Although motive and intent are often used interchangeably, they are distinct concepts in criminal law. Motive deals with an individual’s underlying reasons for committing a crime, whereas intent is concerned with their willingness to carry out specific actions related to the offense.
Definition of Motive
Usually, a person’s motive can be determined by looking at various factors leading up to the commission of the crime. For example, if Bill punched Barry, an examination of the facts might reveal that Barry had stolen Bill’s watch, giving Bill a motive for punching him. Although investigators may be able to determine a person’s motive, that does not link them to the crime; the prosecutor does not have to prove the defendant had a reason to engage in criminal behavior. However, a judge or jury may consider motive when hearing the case.
Definition of Intent
Intent refers to a person’s conscious decision to commit an act that violates state or federal laws. Generally, intent is an element of an offense that the prosecutor must prove. For example, in Florida, a person commits battery when they “actually or intentionally touch or strike another person..” or they “intentionally cause bodily harm to another person.” Returning to the example of Bill and Barry, if Bill was waving his hands in the air while telling a story and accidentally hit Barry, his actions were not intentional, and he would not be charged with battery. However, if he purposefully punched Barry, he may be charged.
General v. Specific Intent
Florida recognizes two types of intent: general and specific.

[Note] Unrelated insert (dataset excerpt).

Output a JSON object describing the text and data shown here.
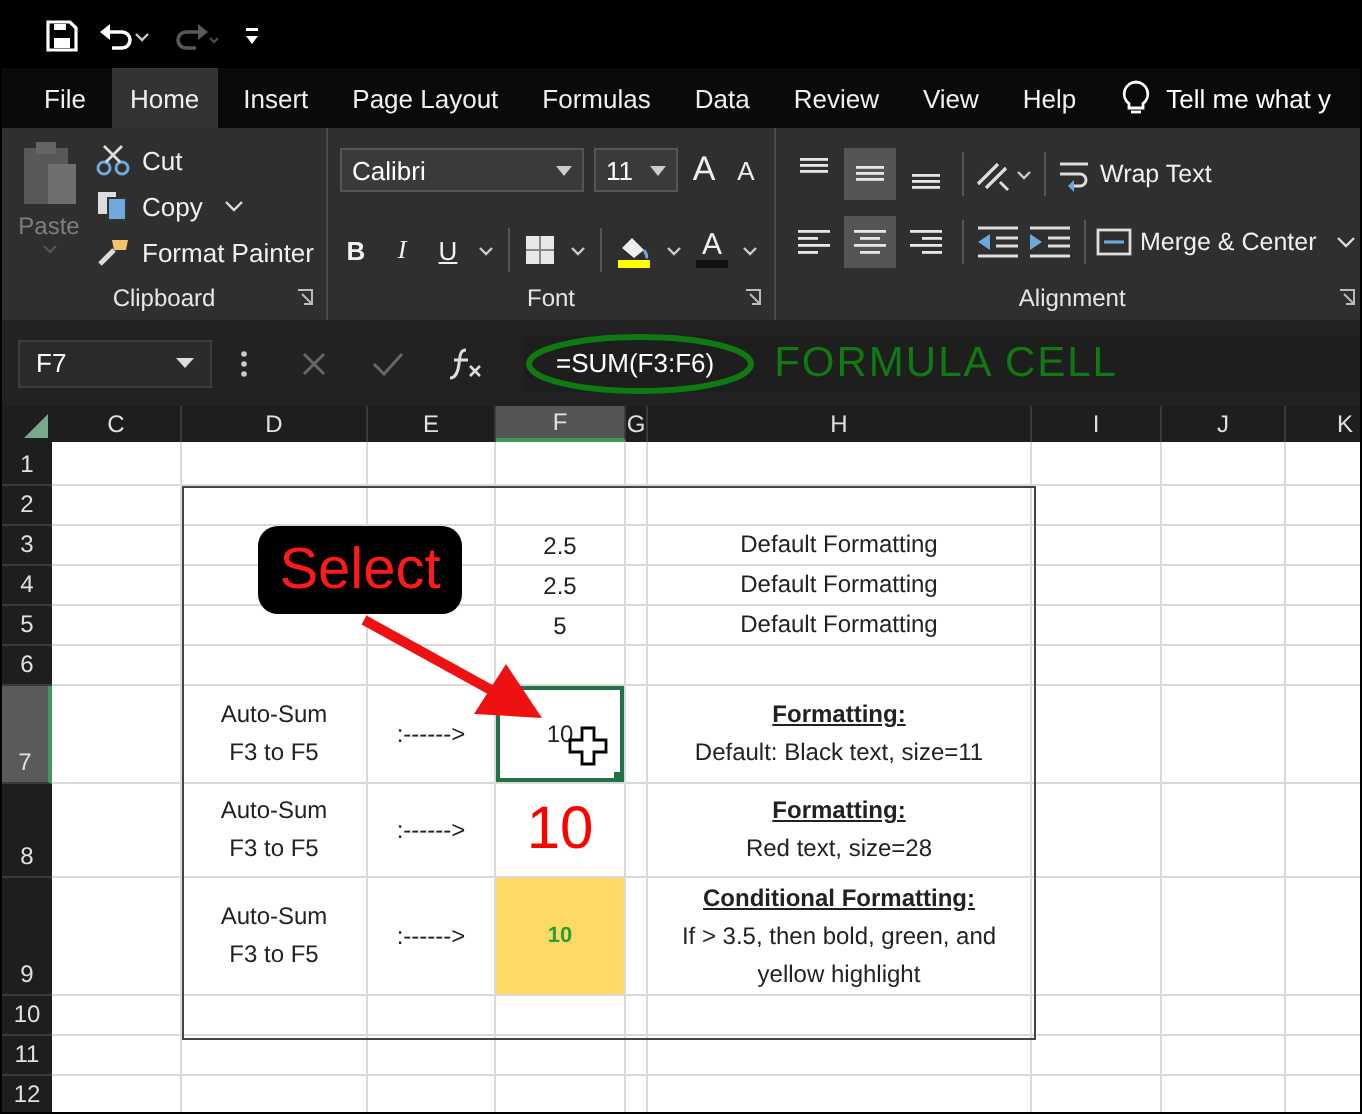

General intent refers to a person’s aim to engage in an act that violated a law. The prosecutor is not required to prove that the defendant meant to cause whatever outcome resulted from their actions. Referring back to Bill and Barry, under the first subsection of the law, just purposefully punching Barry is enough to prove Bill intentionally meant to commit the offense.
Specific intent is defined as a person’s intention to carry out the unlawful act and cause the specific result. Under the second subsection of battery law, if Barry knew he was going to hurt Bill as a result of punching him, that would demonstrate specific intent.